One of the most impressive achievements of the British Empire was to meticulously collect artefacts, pack them up and drag them to London, where they were all hoarded and put on display over the centuries that the British Empire prospered. Of course, there are arguments on how legal this is, and there is plenty of discussion on this subject; entirely from a personal and selfish standpoint, I am more than happy to have it all in one place, as I can see the various treasures of the world in one location.
The other thing that I found quite surprising, and obviously appreciated, is the fact that everything is free. The Science Museum was free. The British Museum is free. It is truly a statement on the commitment to the advancement of culture when such collections are put on display for free. Take that, Louvre.
The rather imposing stone at the entrance:
Since we only had an afternoon, and since a good-quality visit to the British Museum can take a solid week, if not more, we had to focus our attention on the key artefacts on display. There are many, but some represent cornerstones of our society, and this was worth seeing.
The Japan section (it had a whole small wing, all to itself):
This was interesting, because the katana on display dates back to about the year 1200, but the metal, and the blade, are perfectly clean and smooth. Of course, this sort of thing gets polished and so on, but try polishing a kitchen knife from about 1990 – that should make you appreciate a blade from 800 years ago that still looks brand new today.

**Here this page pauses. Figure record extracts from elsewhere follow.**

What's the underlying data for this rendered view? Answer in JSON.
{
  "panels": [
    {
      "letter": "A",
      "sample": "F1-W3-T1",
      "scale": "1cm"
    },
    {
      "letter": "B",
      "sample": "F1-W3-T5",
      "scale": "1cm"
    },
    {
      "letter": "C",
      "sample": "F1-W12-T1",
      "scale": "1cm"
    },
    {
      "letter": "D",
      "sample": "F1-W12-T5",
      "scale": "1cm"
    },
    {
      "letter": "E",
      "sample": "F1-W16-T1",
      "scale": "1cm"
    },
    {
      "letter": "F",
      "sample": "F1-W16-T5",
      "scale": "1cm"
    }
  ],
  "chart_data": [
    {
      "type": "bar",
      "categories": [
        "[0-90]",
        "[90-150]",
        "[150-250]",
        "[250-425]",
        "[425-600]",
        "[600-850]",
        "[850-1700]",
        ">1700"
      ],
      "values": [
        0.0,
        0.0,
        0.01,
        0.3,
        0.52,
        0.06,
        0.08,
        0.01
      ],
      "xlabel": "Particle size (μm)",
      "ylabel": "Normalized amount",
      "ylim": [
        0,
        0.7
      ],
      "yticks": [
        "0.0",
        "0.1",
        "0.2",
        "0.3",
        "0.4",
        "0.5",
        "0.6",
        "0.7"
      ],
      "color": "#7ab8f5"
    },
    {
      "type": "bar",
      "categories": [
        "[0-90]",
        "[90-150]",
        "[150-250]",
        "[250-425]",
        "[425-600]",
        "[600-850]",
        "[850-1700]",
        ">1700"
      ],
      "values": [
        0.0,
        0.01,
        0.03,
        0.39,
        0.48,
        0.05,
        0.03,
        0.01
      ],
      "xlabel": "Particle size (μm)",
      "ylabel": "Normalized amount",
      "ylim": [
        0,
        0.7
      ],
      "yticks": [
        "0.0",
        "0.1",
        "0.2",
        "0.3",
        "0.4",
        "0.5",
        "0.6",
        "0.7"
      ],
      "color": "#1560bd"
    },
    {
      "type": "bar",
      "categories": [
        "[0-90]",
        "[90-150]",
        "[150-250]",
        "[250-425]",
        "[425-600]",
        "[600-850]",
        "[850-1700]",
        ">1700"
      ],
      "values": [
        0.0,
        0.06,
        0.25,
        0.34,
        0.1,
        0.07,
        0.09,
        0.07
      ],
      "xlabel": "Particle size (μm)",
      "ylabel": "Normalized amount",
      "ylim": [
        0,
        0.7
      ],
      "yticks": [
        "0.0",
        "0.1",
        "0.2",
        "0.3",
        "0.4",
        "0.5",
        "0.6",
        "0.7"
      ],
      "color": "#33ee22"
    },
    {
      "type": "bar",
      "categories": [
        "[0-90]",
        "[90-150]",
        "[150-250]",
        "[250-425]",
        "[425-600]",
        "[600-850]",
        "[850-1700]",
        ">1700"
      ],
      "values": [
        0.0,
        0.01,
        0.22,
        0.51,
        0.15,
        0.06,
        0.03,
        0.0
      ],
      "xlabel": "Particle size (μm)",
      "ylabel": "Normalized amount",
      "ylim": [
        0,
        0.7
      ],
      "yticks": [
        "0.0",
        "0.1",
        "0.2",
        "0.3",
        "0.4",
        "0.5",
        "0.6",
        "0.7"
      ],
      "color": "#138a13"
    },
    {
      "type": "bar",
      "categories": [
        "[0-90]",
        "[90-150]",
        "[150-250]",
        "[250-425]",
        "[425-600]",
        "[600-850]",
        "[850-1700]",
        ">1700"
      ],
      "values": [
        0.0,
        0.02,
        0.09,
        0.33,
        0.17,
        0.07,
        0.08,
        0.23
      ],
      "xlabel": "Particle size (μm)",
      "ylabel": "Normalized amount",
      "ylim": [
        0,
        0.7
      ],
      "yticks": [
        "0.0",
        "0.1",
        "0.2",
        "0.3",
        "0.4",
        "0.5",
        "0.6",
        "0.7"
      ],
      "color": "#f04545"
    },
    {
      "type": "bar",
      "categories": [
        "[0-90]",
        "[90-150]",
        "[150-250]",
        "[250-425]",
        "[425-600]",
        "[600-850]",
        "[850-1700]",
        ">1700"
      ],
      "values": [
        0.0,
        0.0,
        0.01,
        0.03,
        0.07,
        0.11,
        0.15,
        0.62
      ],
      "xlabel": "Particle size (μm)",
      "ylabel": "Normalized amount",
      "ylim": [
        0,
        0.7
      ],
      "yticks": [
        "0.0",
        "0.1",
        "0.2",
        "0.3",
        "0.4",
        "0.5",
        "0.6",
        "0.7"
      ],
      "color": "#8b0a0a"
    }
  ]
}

Persian golden artefacts from about 5th-4th centuries BC (the Oxus treasure):
This in particular is the Oxus Chariot model:
The Lewis Chessmen (popularised in Harry Potter, but immortalised far before that):
And, of course, the Rosetta Stone. It is absolutely fascinating in person, and once you see the hieroglyphics, demotic and Greek texts, it kind of dawns on you how impressive it is.
All the while there are idiots taking pictures of themselves with the Rosetta Stone in the background. It is an aside, but I honestly have never understood the appeal of that. Why would one take a picture of themselves beside a famous artefact? I have seen this with the Venus de Milo in Louvre, the Minotaur torso in the Louvre, the Rome wolf in Rome, and the list goes on, and on, and on, and people just do. not. stop. It’s not like they discovered it, so why do they put their tourist faces beside such precious objects? It was no different with the Rosetta stone. If they need proof of having been there, then isn’t the picture itself sufficient proof? Anyway, I digress. Back on subject.
iPhone cases in the shop outside (notice Hiroshige’s The Great Wave off Kanagawa – isn’t it awesome how Hiroshige’s prints are all over the place, and all “original”?). The Rosetta Stone case was actually not bad. But considering how anti-iPhone-case I generally am (why destroy the otherwise beautiful design with a bulky concoction?), I passed.
This is something I have wanted to see for a very, very long time. Having missed the awesome business class sale from JFK to IPC (Easter Island) on American Airlines for $900 round-trip (well, didn’t quite miss it, more like realised I couldn’t possibly make this many trips and still remain gainfully employed), I figured this was a great backup plan.
Really, it is awesome. Now I regret not having gone to IPC, but now I want to go twice as much. Sadly, only oneworld flies there, but we’ll figure it out when the time comes.
And, of course, (currently) one of the most disputed collections at the British Museum – the Elgin Marbles, aka the Parthenon Collection that Greece wants back so much. Not that I’m against it, but, you know, it would be nice if the rest of the Parthenon was there to put this collection in it on display……… oh wait, it kind of got destroyed along with most of the rest of Ancient Greece.
More tourists taking pictures of themselves. These are desperate enough to do it in front of a random lion at the entrance, not even in the galleries.
All in all, a very worthwhile visit. Truly, the British Museum is a phenomenal collection of artefacts of humanity, and certainly deserves more than the four or five hours that we allocated it.